D)
El dokuması yaygıların ihracatında yurtdışı toptancılığının
çeşit ve stok sorunları ve çözüm önerileri :
Yurtdışındaki halı merkezlerinde toptan ticareti yapan halı hazır
toptancılar, malımıza ve bize sıcak bakmadıkları gibi malımızı da
fazla tanımamaktadırlar. Bildikleri birkaç kalem malla sınırlıdır.
Konuşmalar ve ticaret birkaç kalem mal üzerinde yoğunlaşmıştır.
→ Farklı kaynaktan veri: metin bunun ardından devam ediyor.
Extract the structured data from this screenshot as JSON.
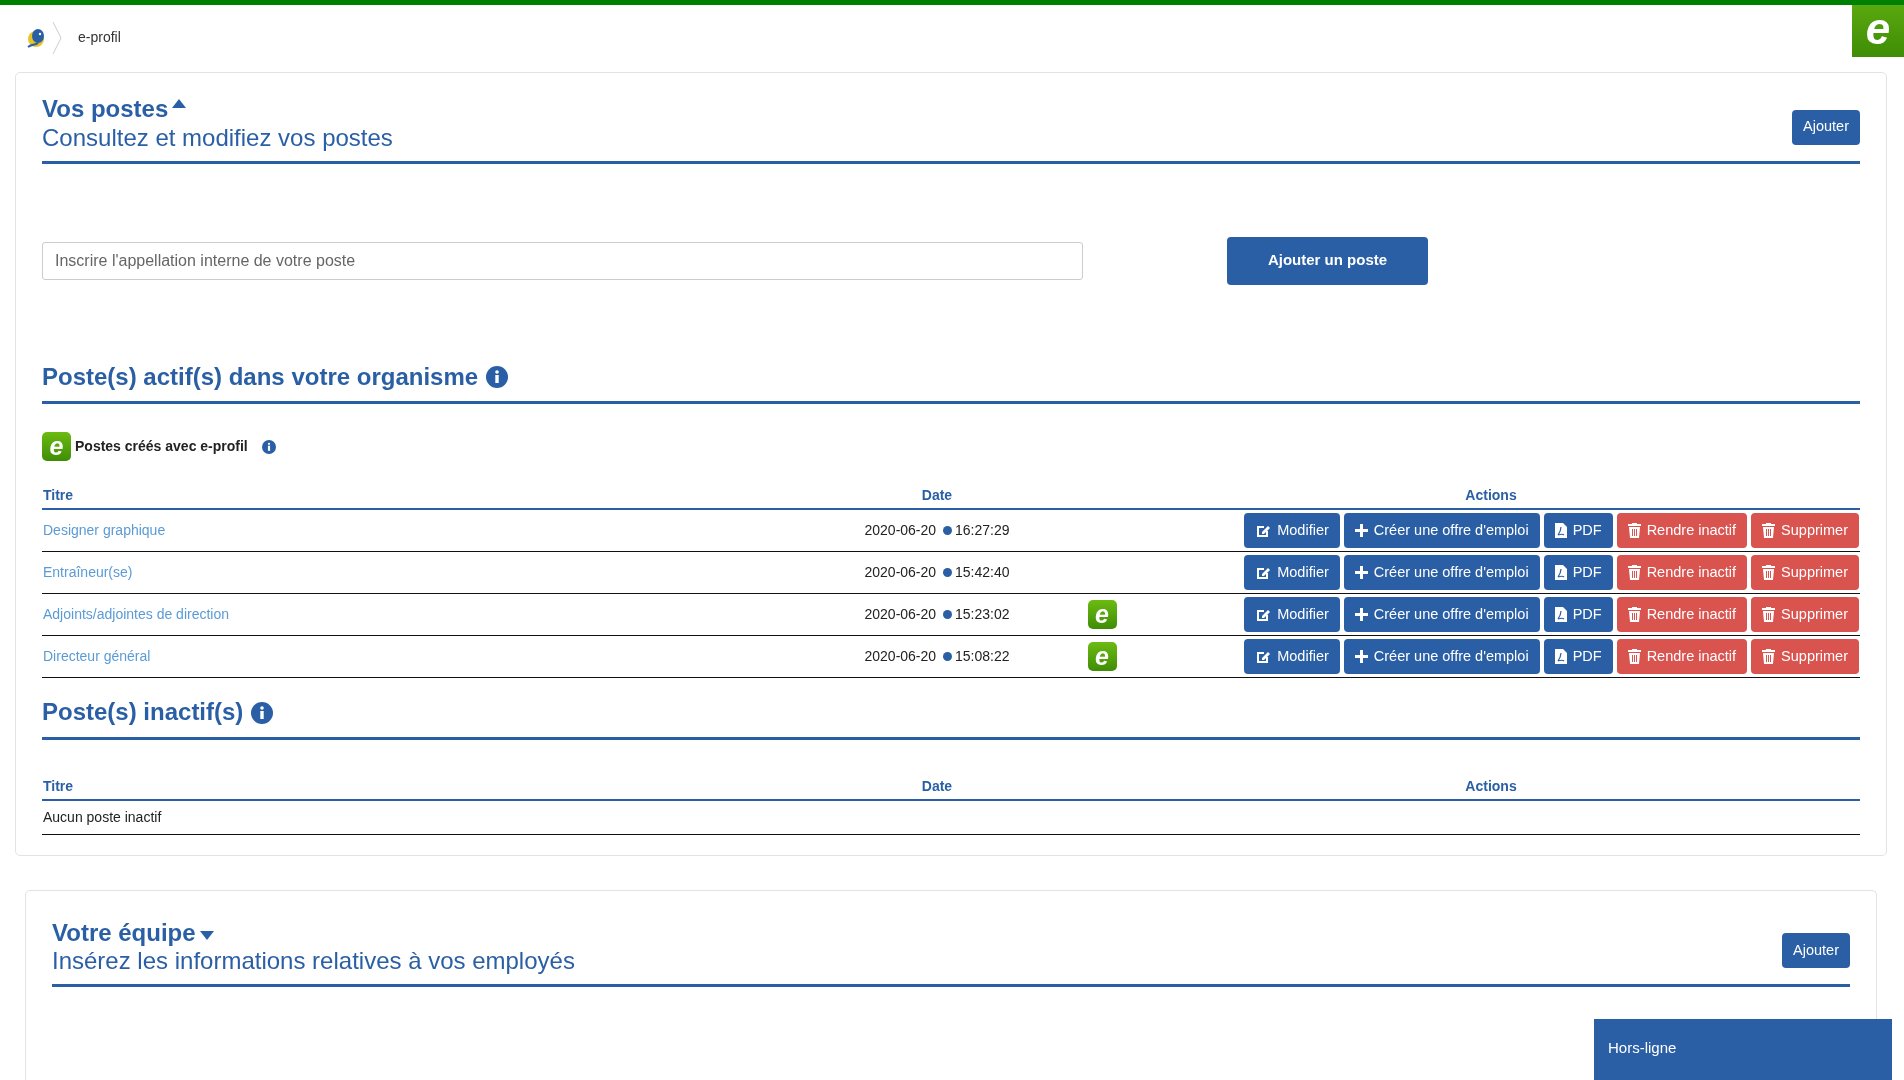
{
  "header": {
    "breadcrumb": "e-profil",
    "brand_mark": "e"
  },
  "postes": {
    "title": "Vos postes",
    "expanded": true,
    "subtitle": "Consultez et modifiez vos postes",
    "add_button": "Ajouter",
    "new_field": {
      "placeholder": "Inscrire l'appellation interne de votre poste"
    },
    "new_button": "Ajouter un poste",
    "active": {
      "title": "Poste(s) actif(s) dans votre organisme",
      "legend_badge": "e",
      "legend": "Postes créés avec e-profil",
      "columns": [
        "Titre",
        "Date",
        "Actions"
      ],
      "rows": [
        {
          "title": "Designer graphique",
          "date": "2020-06-20",
          "time": "16:27:29",
          "actions": [
            "Modifier",
            "Créer une offre d'emploi",
            "PDF",
            "Rendre inactif",
            "Supprimer"
          ]
        },
        {
          "title": "Entraîneur(se)",
          "date": "2020-06-20",
          "time": "15:42:40",
          "actions": [
            "Modifier",
            "Créer une offre d'emploi",
            "PDF",
            "Rendre inactif",
            "Supprimer"
          ]
        },
        {
          "title": "Adjoints/adjointes de direction",
          "date": "2020-06-20",
          "time": "15:23:02",
          "badge": "e",
          "actions": [
            "Modifier",
            "Créer une offre d'emploi",
            "PDF",
            "Rendre inactif",
            "Supprimer"
          ]
        },
        {
          "title": "Directeur général",
          "date": "2020-06-20",
          "time": "15:08:22",
          "badge": "e",
          "actions": [
            "Modifier",
            "Créer une offre d'emploi",
            "PDF",
            "Rendre inactif",
            "Supprimer"
          ]
        }
      ]
    },
    "inactive": {
      "title": "Poste(s) inactif(s)",
      "columns": [
        "Titre",
        "Date",
        "Actions"
      ],
      "empty": "Aucun poste inactif"
    }
  },
  "equipe": {
    "title": "Votre équipe",
    "expanded": false,
    "subtitle": "Insérez les informations relatives à vos employés",
    "add_button": "Ajouter"
  },
  "status_panel": "Hors-ligne"
}
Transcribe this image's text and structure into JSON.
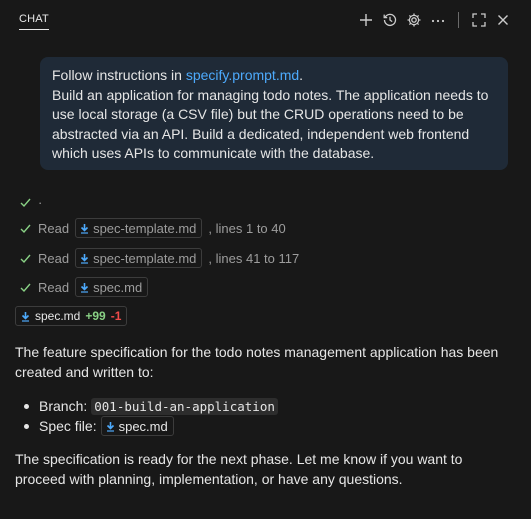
{
  "header": {
    "tab_label": "CHAT",
    "actions": [
      "plus-icon",
      "history-icon",
      "gear-icon",
      "more-icon",
      "maximize-icon",
      "close-icon"
    ]
  },
  "user_message": {
    "line1_prefix": "Follow instructions in ",
    "line1_link": "specify.prompt.md",
    "line1_suffix": ".",
    "body": "Build an application for managing todo notes. The application needs to use local storage (a CSV file) but the CRUD operations need to be abstracted via an API. Build a dedicated, independent web frontend which uses APIs to communicate with the database."
  },
  "steps": [
    {
      "verb": "·",
      "file": "",
      "suffix": ""
    },
    {
      "verb": "Read",
      "file": "spec-template.md",
      "suffix": ", lines 1 to 40"
    },
    {
      "verb": "Read",
      "file": "spec-template.md",
      "suffix": ", lines 41 to 117"
    },
    {
      "verb": "Read",
      "file": "spec.md",
      "suffix": ""
    }
  ],
  "edit": {
    "file": "spec.md",
    "added": "+99",
    "removed": "-1"
  },
  "response": {
    "intro": "The feature specification for the todo notes management application has been created and written to:",
    "branch_label": "Branch:",
    "branch_value": "001-build-an-application",
    "spec_label": "Spec file:",
    "spec_value": "spec.md",
    "outro": "The specification is ready for the next phase. Let me know if you want to proceed with planning, implementation, or have any questions."
  },
  "colors": {
    "accent_link": "#4daafc",
    "check": "#89d185",
    "added": "#89d185",
    "removed": "#f14c4c",
    "user_bubble": "#1f2a37"
  }
}
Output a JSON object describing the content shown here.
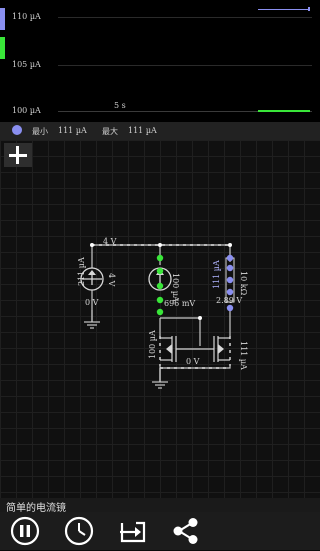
{
  "scope": {
    "y_labels": [
      "110 µA",
      "105 µA",
      "100 µA"
    ],
    "time_label": "5 s",
    "legend_min_label": "最小",
    "legend_min_value": "111 µA",
    "legend_max_label": "最大",
    "legend_max_value": "111 µA",
    "trace_color": "#8a8ff0",
    "marker_colors": [
      "#8a8ff0",
      "#39e639"
    ]
  },
  "circuit": {
    "top_voltage": "4 V",
    "src1_current": "211 µA",
    "src1_voltage": "4 V",
    "src1_bottom_voltage": "0 V",
    "src2_current": "100 µA",
    "mid_voltage": "696 mV",
    "right_current": "111 µA",
    "resistor_value": "10 kΩ",
    "right_voltage": "2.89 V",
    "fet_left_current": "100 µA",
    "fet_right_current": "111 µA",
    "bottom_voltage": "0 V"
  },
  "title": "简单的电流镜",
  "toolbar": {
    "pause": "pause-icon",
    "clock": "clock-icon",
    "export": "export-icon",
    "share": "share-icon"
  }
}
Pek çoğunun da kültürü zaten fazlasına müsait değildir. Ufaklı
büyüklü ticaret erbabının bu merkezlere alışması, çeşit ve stok
zenginliğini de beraberinde getirecektir. Konusunu bilen, işine
yüreğini koymuş ticaret erbabının yaratacağı mucizeler, kısa
zamanda pek çok yurtdışı toptancısının da gözünü açacak, malımıza
dinamizm kazandıracaktır.
E)
El dokuması yaygıların ihracatında yurtdışı toptancılığı
ile ilgili mali konular :
Sorunlar ve çözüm önerilerinin yurtdışında malın gideceği
gümrüksüz bir deponun oluşu, yurt içindeki tüccarlara büyük mali
imkanların da kapısını açacaktır. Paraya sıkışan, malını satamayan
tüccar, banka kredileri, tefeci vs. ye yönelmek yerine malını
yurtdışındaki merkezlere aktaracak, bizzat malının başına giderek
malı nakde döndürüp rahatlayacaktır. Bu da üretim üzerinde olumlu
bir etki yapacaktır. Feryadı kesilen ihracatçının hükümetten
destek talepleri de bir ölçüde azalacaktır.
F)
El dokuması yaygıların ihracatında yurtdışı toptancılığı
ile ilgili fiyat sorunları ve çözüm önerileri :
İyi bir ata sözümüz vardır, “ Evdeki hesap çarşıya uymaz ”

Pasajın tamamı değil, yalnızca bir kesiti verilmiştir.